= Phang Siew Moi =

Botanist

Phang Siew Moi is a full professor at the Department of Biotechnology, Faculty of Applied Science, UCSI University. She is a leading expert in algal biotechnology and utilization, particularly converting algae into biodiesel.

== Career ==
Dr. Phang Siew Moi, FASc is a distinguished professor and Deputy Vice-Chancellor (Research and Postgraduate) at UCSI University. She was formerly a full professor at the Institute of Biological Sciences, Faculty of Science, University of Malaya. She was also the founding director of Institute of Ocean & Earth Science; currently, Dr. Phang is an Honorary Advisor and professor emerita.

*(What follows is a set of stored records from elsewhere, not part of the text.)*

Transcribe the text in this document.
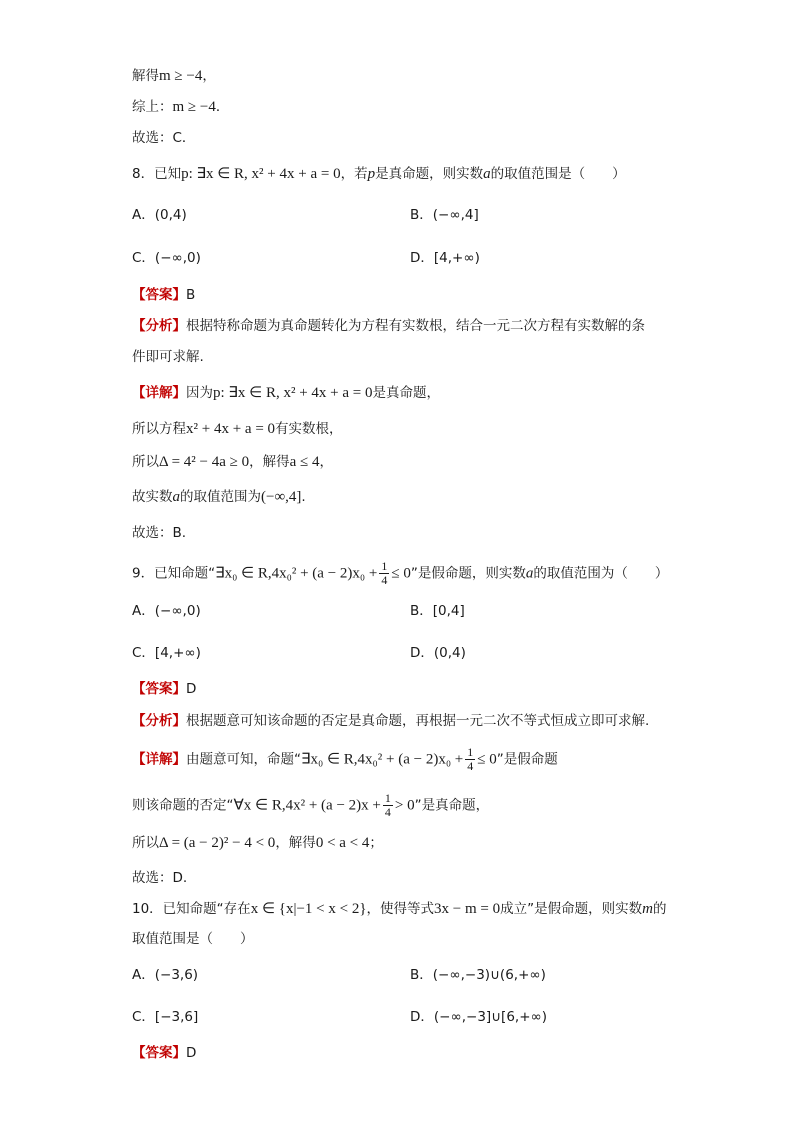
解得m ≥ −4，
综上：m ≥ −4．
故选：C．
8．已知p: ∃x ∈ R, x² + 4x + a = 0，若p是真命题，则实数a的取值范围是（　　）
A．(0,4)	B．(−∞,4]
C．(−∞,0)	D．[4,+∞)
【答案】B
【分析】根据特称命题为真命题转化为方程有实数根，结合一元二次方程有实数解的条
件即可求解.
【详解】因为p: ∃x ∈ R, x² + 4x + a = 0是真命题，
所以方程x² + 4x + a = 0有实数根，
所以Δ = 4² − 4a ≥ 0，解得a ≤ 4，
故实数a的取值范围为(−∞,4].
故选：B.
9．已知命题“∃x₀ ∈ $R,4x_0^2 + (a - 2)x_0 + \frac{1}{4} \le 0$”是假命题，则实数a的取值范围为（　　）
A．(−∞,0)	B．[0,4]
C．[4,+∞)	D．(0,4)
【答案】D
【分析】根据题意可知该命题的否定是真命题，再根据一元二次不等式恒成立即可求解.
【详解】由题意可知，命题“∃x₀ ∈ $R,4x_0^2 + (a - 2)x_0 + \frac{1}{4} \le 0$”是假命题
则该命题的否定“∀x ∈ $R,4x^2 + (a - 2)x + \frac{1}{4} > 0$”是真命题，
所以Δ = (a − 2)² − 4 < 0，解得0 < a < 4；
故选：D.
10．已知命题“存在x ∈ {x|−1 < x < 2}，使得等式3x − m = 0成立”是假命题，则实数m的
取值范围是（　　）
A．(−3,6)	B．(−∞,−3)∪(6,+∞)
C．[−3,6]	D．(−∞,−3]∪[6,+∞)
【答案】D
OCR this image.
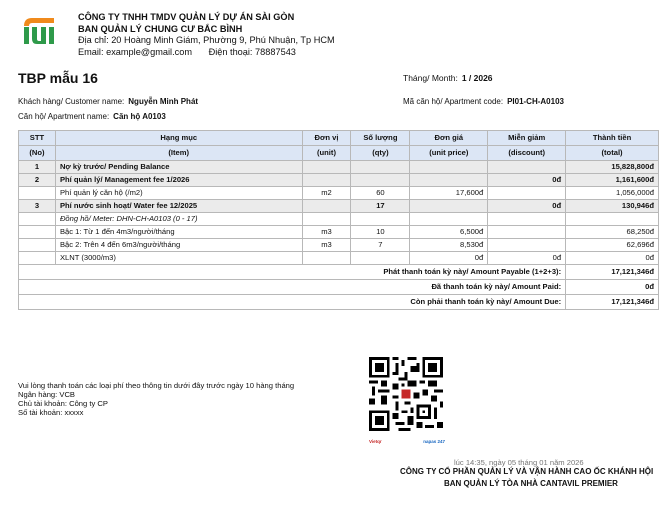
CÔNG TY TNHH TMDV QUẢN LÝ DỰ ÁN SÀI GÒN
BAN QUẢN LÝ CHUNG CƯ BẮC BÌNH
Địa chỉ: 20 Hoàng Minh Giám, Phường 9, Phú Nhuận, Tp HCM
Email: example@gmail.com Điện thoại: 78887543
TBP mẫu 16	Tháng/ Month: 1 / 2026
Khách hàng/ Customer name: Nguyễn Minh Phát
Căn hộ/ Apartment name: Căn hộ A0103
Mã căn hộ/ Apartment code: PI01-CH-A0103
STT	Hạng mục	Đơn vị	Số lượng	Đơn giá	Miễn giảm	Thành tiền
(No)	(Item)	(unit)	(qty)	(unit price)	(discount)	(total)
1	Nợ kỳ trước/ Pending Balance					15,828,800đ
2	Phí quản lý/ Management fee 1/2026				0đ	1,161,600đ
	Phí quản lý căn hộ (/m2)	m2	60	17,600đ		1,056,000đ
3	Phí nước sinh hoạt/ Water fee 12/2025		17		0đ	130,946đ
	Đồng hồ/ Meter: DHN-CH-A0103 (0 - 17)					
	Bậc 1: Từ 1 đến 4m3/người/tháng	m3	10	6,500đ		68,250đ
	Bậc 2: Trên 4 đến 6m3/người/tháng	m3	7	8,530đ		62,696đ
	XLNT (3000/m3)			0đ	0đ	0đ
Phát thanh toán kỳ này/ Amount Payable (1+2+3):						17,121,346đ
Đã thanh toán kỳ này/ Amount Paid:						0đ
Còn phải thanh toán kỳ này/ Amount Due:						17,121,346đ
Vui lòng thanh toán các loại phí theo thông tin dưới đây trước ngày 10 hàng tháng
Ngân hàng: VCB
Chủ tài khoản: Công ty CP
Số tài khoản: xxxxx
Vietqr	napas 247
lúc 14:35, ngày 05 tháng 01 năm 2026
CÔNG TY CỔ PHẦN QUẢN LÝ VÀ VẬN HÀNH CAO ỐC KHÁNH HỘI
BAN QUẢN LÝ TÒA NHÀ CANTAVIL PREMIER
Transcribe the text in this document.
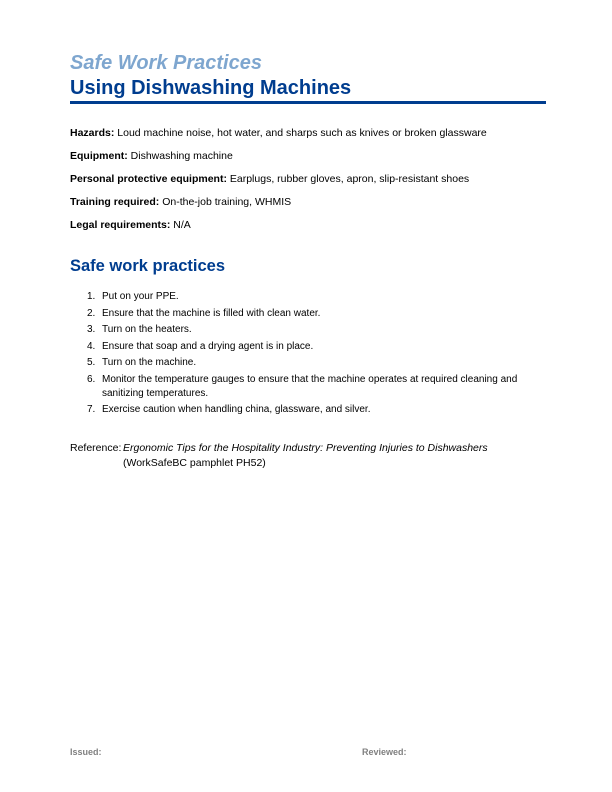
Safe Work Practices
Using Dishwashing Machines

Hazards: Loud machine noise, hot water, and sharps such as knives or broken glassware

Equipment: Dishwashing machine

Personal protective equipment: Earplugs, rubber gloves, apron, slip-resistant shoes

Training required: On-the-job training, WHMIS

Legal requirements: N/A

Safe work practices
1. Put on your PPE.
2. Ensure that the machine is filled with clean water.
3. Turn on the heaters.
4. Ensure that soap and a drying agent is in place.
5. Turn on the machine.
6. Monitor the temperature gauges to ensure that the machine operates at required cleaning and sanitizing temperatures.
7. Exercise caution when handling china, glassware, and silver.
Reference: Ergonomic Tips for the Hospitality Industry: Preventing Injuries to Dishwashers (WorkSafeBC pamphlet PH52)
Issued:	Reviewed:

She has been featured in a special edition of the Stay Hungry, Stay Foolish documentary series on Astro AEC.

== Awards and honors ==
Dr. Phang won the Newton Prize in 2017 for her work on developing an integrated microbial fuel cell prototype using tropical algae from wastewater. She was also on Stanford University’s World’s Top 2% of Scientists for her work in 2021.

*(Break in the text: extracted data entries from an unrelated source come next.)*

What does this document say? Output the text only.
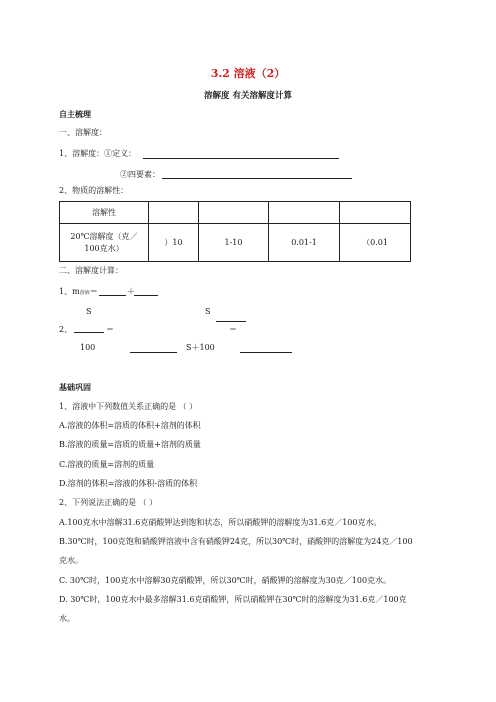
3.2 溶液（2）
溶解度 有关溶解度计算
自主梳理
一、溶解度：
1、溶解度：①定义：
②四要素：
2、物质的溶解性：
溶解性				
20℃溶解度（克／100克水）	）10	1-10	0.01-1	（0.01
二、溶解度计算：
1、m溶液＝	＋
S	S
2、	＝	＝
100	S＋100
基础巩固
1、溶液中下列数值关系正确的是 （ ）
A.溶液的体积=溶质的体积+溶剂的体积
B.溶液的质量=溶质的质量+溶剂的质量
C.溶液的质量=溶剂的质量
D.溶剂的体积=溶液的体积-溶质的体积
2、下列说法正确的是 （ ）
A.100克水中溶解31.6克硝酸钾达到饱和状态，所以硝酸钾的溶解度为31.6克／100克水。
B.30℃时，100克饱和硝酸钾溶液中含有硝酸钾24克，所以30℃时，硝酸钾的溶解度为24克／100
克水。
C. 30℃时，100克水中溶解30克硝酸钾，所以30℃时，硝酸钾的溶解度为30克／100克水。
D. 30℃时，100克水中最多溶解31.6克硝酸钾，所以硝酸钾在30℃时的溶解度为31.6克／100克
水。
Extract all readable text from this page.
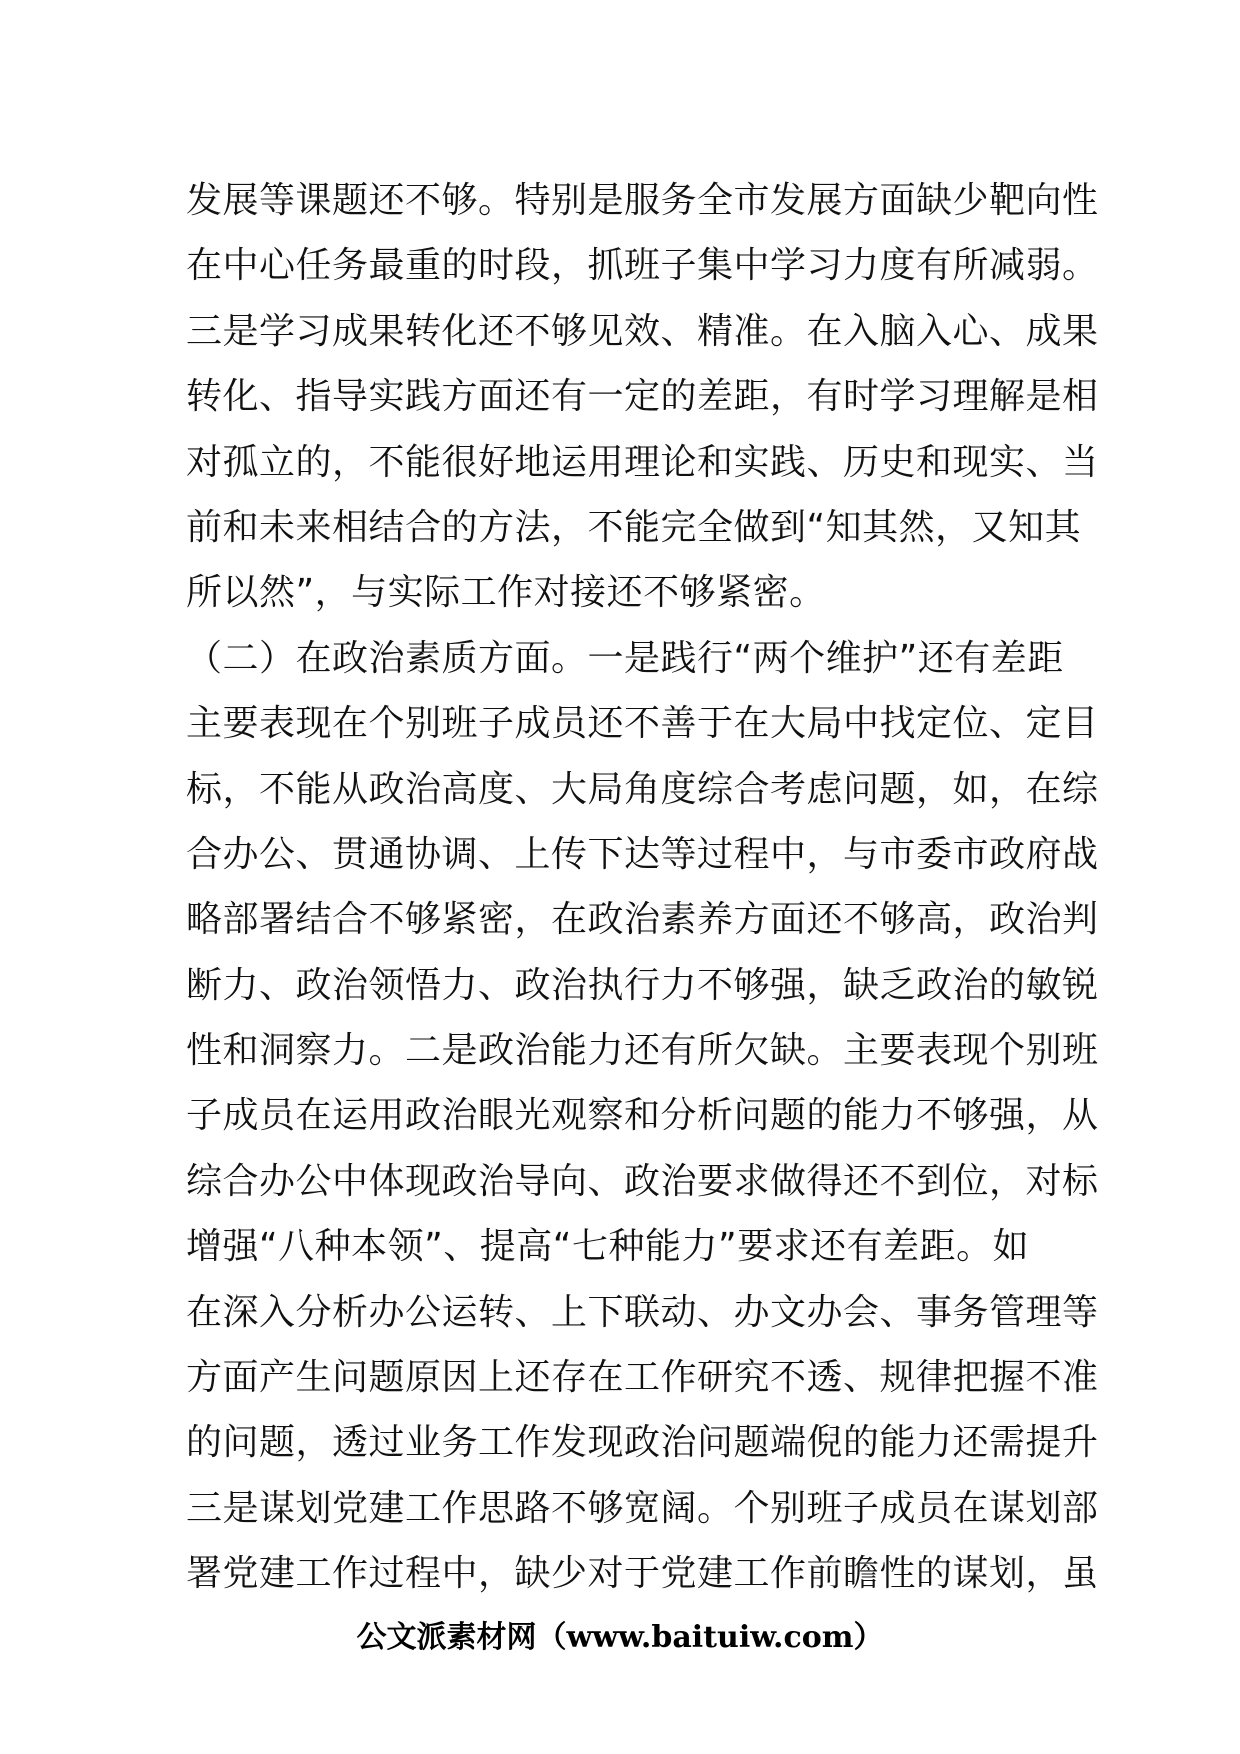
发展等课题还不够。特别是服务全市发展方面缺少靶向性
在中心任务最重的时段，抓班子集中学习力度有所减弱。
三是学习成果转化还不够见效、精准。在入脑入心、成果
转化、指导实践方面还有一定的差距，有时学习理解是相
对孤立的，不能很好地运用理论和实践、历史和现实、当
前和未来相结合的方法，不能完全做到“知其然，又知其
所以然”，与实际工作对接还不够紧密。
（二）在政治素质方面。一是践行“两个维护”还有差距
主要表现在个别班子成员还不善于在大局中找定位、定目
标，不能从政治高度、大局角度综合考虑问题，如，在综
合办公、贯通协调、上传下达等过程中，与市委市政府战
略部署结合不够紧密，在政治素养方面还不够高，政治判
断力、政治领悟力、政治执行力不够强，缺乏政治的敏锐
性和洞察力。二是政治能力还有所欠缺。主要表现个别班
子成员在运用政治眼光观察和分析问题的能力不够强，从
综合办公中体现政治导向、政治要求做得还不到位，对标
增强“八种本领”、提高“七种能力”要求还有差距。如
在深入分析办公运转、上下联动、办文办会、事务管理等
方面产生问题原因上还存在工作研究不透、规律把握不准
的问题，透过业务工作发现政治问题端倪的能力还需提升
三是谋划党建工作思路不够宽阔。个别班子成员在谋划部
署党建工作过程中，缺少对于党建工作前瞻性的谋划，虽
公文派素材网（www.baituiw.com）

== Selected publications ==
Phang Siew Moi has published papers in phycology, algae biotechnology, and seaweed biotechnology. Examples include:

- Ambati, R. R., Phang, S. M., Ravi, S., & Aswathanarayana, R. G. (2014). Astaxanthin: Sources, extraction, stability, biological activities and its commercial applications—A review. Marine drugs, 12(1), 128-152.
- Chia, S. R., Ong, H. C., Chew, K. W., Show, P. L., Phang, S. M., Ling, T. C., ... & Chang, J. S. (2018). Sustainable approaches for algae utilisation in bioenergy production. Renewable energy, 129, 838-852.
- Lim, S. L., Chu, W. L., & Phang, S. M. (2010). Use of Chlorella vulgaris for bioremediation of textile wastewater. Bioresource technology, 101(19), 7314-7322.